Consommer des produits à base de requin (comme la chair ou les ailerons) vous expose à des taux dangereusement élevés de toxines comme le mercure et la BMAA (neurotoxine). Les requins sont des grands prédateurs et par conséquent accumulent des toxines à partir de maillons trophiques inférieurs, au terme d'un processus appelé la bioaccumulation - cela signifie que les requins accumulent intégralement les toxines que leurs proies (et les proies de leurs proies) ont absorbées.

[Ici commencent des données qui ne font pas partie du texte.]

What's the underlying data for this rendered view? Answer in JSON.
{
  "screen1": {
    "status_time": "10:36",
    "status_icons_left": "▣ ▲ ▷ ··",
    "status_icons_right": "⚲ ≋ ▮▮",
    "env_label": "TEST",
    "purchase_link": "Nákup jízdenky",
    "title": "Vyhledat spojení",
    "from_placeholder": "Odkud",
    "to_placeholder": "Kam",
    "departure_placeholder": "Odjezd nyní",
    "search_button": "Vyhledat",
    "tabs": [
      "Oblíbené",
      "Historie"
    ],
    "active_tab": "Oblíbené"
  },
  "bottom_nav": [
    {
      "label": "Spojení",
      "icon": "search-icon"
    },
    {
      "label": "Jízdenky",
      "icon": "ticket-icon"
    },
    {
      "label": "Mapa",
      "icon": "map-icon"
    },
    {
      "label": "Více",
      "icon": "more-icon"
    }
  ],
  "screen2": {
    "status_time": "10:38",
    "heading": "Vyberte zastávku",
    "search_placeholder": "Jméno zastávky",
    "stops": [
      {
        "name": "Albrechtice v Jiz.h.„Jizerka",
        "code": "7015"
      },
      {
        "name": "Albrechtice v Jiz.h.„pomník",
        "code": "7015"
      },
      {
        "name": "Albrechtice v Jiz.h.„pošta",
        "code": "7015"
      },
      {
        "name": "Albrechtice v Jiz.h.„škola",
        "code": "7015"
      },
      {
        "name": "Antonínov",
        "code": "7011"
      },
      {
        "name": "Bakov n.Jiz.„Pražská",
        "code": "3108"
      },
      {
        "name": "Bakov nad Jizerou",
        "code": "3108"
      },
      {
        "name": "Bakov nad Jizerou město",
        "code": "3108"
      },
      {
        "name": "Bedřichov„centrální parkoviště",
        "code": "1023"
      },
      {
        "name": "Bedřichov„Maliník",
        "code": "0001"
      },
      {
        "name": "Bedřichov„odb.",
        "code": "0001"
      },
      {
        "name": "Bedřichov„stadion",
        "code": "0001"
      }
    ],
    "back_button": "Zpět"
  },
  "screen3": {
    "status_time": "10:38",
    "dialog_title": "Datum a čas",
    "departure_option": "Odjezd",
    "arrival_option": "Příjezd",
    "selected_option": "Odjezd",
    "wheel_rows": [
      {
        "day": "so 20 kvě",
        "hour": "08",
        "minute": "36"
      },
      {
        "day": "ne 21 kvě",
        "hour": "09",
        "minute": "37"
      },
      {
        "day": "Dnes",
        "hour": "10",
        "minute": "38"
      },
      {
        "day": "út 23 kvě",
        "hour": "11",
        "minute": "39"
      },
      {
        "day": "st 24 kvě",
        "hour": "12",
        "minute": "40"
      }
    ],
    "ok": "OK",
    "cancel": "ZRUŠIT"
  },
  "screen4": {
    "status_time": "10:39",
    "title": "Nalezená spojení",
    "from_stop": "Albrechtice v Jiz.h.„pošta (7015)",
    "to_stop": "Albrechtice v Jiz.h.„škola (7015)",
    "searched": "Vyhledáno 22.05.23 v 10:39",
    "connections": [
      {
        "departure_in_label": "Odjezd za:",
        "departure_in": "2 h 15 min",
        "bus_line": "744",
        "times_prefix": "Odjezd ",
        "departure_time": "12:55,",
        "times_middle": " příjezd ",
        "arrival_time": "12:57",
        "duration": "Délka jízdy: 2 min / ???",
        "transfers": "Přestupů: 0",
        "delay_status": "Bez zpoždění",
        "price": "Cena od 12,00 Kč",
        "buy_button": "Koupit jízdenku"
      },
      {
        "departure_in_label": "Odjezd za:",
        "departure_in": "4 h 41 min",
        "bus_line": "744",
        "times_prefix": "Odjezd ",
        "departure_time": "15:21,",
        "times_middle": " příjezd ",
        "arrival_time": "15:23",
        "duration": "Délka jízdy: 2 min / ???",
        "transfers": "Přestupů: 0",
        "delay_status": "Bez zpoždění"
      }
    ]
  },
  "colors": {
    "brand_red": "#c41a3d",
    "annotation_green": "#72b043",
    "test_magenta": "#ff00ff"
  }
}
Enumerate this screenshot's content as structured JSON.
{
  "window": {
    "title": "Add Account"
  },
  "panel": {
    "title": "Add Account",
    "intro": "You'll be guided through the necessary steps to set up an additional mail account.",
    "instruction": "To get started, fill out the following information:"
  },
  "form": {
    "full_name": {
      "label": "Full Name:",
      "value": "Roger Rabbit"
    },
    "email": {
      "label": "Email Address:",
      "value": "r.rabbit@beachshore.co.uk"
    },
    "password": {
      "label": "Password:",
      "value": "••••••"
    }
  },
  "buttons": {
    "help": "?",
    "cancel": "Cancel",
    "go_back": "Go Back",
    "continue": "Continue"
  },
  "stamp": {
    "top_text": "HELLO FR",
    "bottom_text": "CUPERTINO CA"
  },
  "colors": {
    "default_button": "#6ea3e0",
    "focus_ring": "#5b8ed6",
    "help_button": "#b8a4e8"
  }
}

Par conséquent, les requins accumulent dans leurs tissus une quantité sensiblement plus élevée de toxines que la plupart des autres poissons. De sorte que l'étiquetage trompeur est non seulement frauduleux, mais il peut aussi avoir un impact négatif sur votre santé..
Différents exemples de produits à base de requin et de plats courants comme la soupe aux ailerons de requin.
Pourquoi les populations de requins diminuent si considérablement ?
La surexploitation a été reconnue comme la cause principale du déclin de la population des requins, à la fois à travers des prises volontaires ou accidentelles (prise accessoire), qu'entraîne la demande globale de produits à base de requin comme la chair, les ailerons, l'huile de foie, les branchies. La pratique de l'aileronnage (la découpe des ailerons et des nageoires de requin - souvent pratiquée sur le requin à vif et suivie du rejet de la carcasse encore vivante dans l'océan) est essentiellement encouragée par la traditionnelle soupe asiatique aux ailerons de requin, qui a entraîné le développement d'un énorme marché d'importation d'ailerons dans la région asiatique, principalement à Hong Kong. Ce plat était autrefois abordable seulement pour la classe aristocratique, mais à la suite de l'expansion économique rapide au début des années 2000, il est devenu facilement accessible pour la classe moyenne, augmentant énormément la demande d'ailerons de requins.
La pratique de l'aileronnage est illégale dans de nombreux pays mais est souvent effectuée par des compagnies de pêche sous payées - les ailerons sont répertoriés comme le plus rentable des produits comestibles marins (jusqu'à 400$ par kilo d'ailerons) et ne nécessitent pas un espace coûteux dans les congélateurs sur un bateau, puisque les ailerons sont séchés sur le pont ou le toit. En comparaison, la chair de requin vaut seulement 20 à 60 % de la valeur de celle du thon ou du maquereau, ce qui fait des ailerons obtenus grâce à l'aileronnage un produit hautement apprécié pour le commerce illicite, où les marchés noirs sont difficiles à contrôler en raison du manque de surveillance internationale. On estime que 100 millions de requins sont pris chaque année, avec plus de 76 millions d'entre eux tués uniquement pour leurs ailerons. Des enquêtes menées sur plusieurs années ont montré que de nombreux ailerons commercialisés appartiennent à des espèces qui sont protégées par de multiples organisations (comme CITES) ou TACs (Total Allowable Catches - qui régulent les quotas de pêche permis par espèce sur une période donnée) et représentent un problème grave de préservation des espèces. La sous-estimation des prises et la pêche illégale, non contrôlée et non répertoriée (en anglais Underreporting of catches and Illegal, unregulated, and unreported fishing - IUU) est considérée comme encore plus intense en ce qui concerne les ailerons de requin, parce qu'ils ne sont souvent pas comptabilisés dans la collecte des statistiques et sont difficiles à surveiller.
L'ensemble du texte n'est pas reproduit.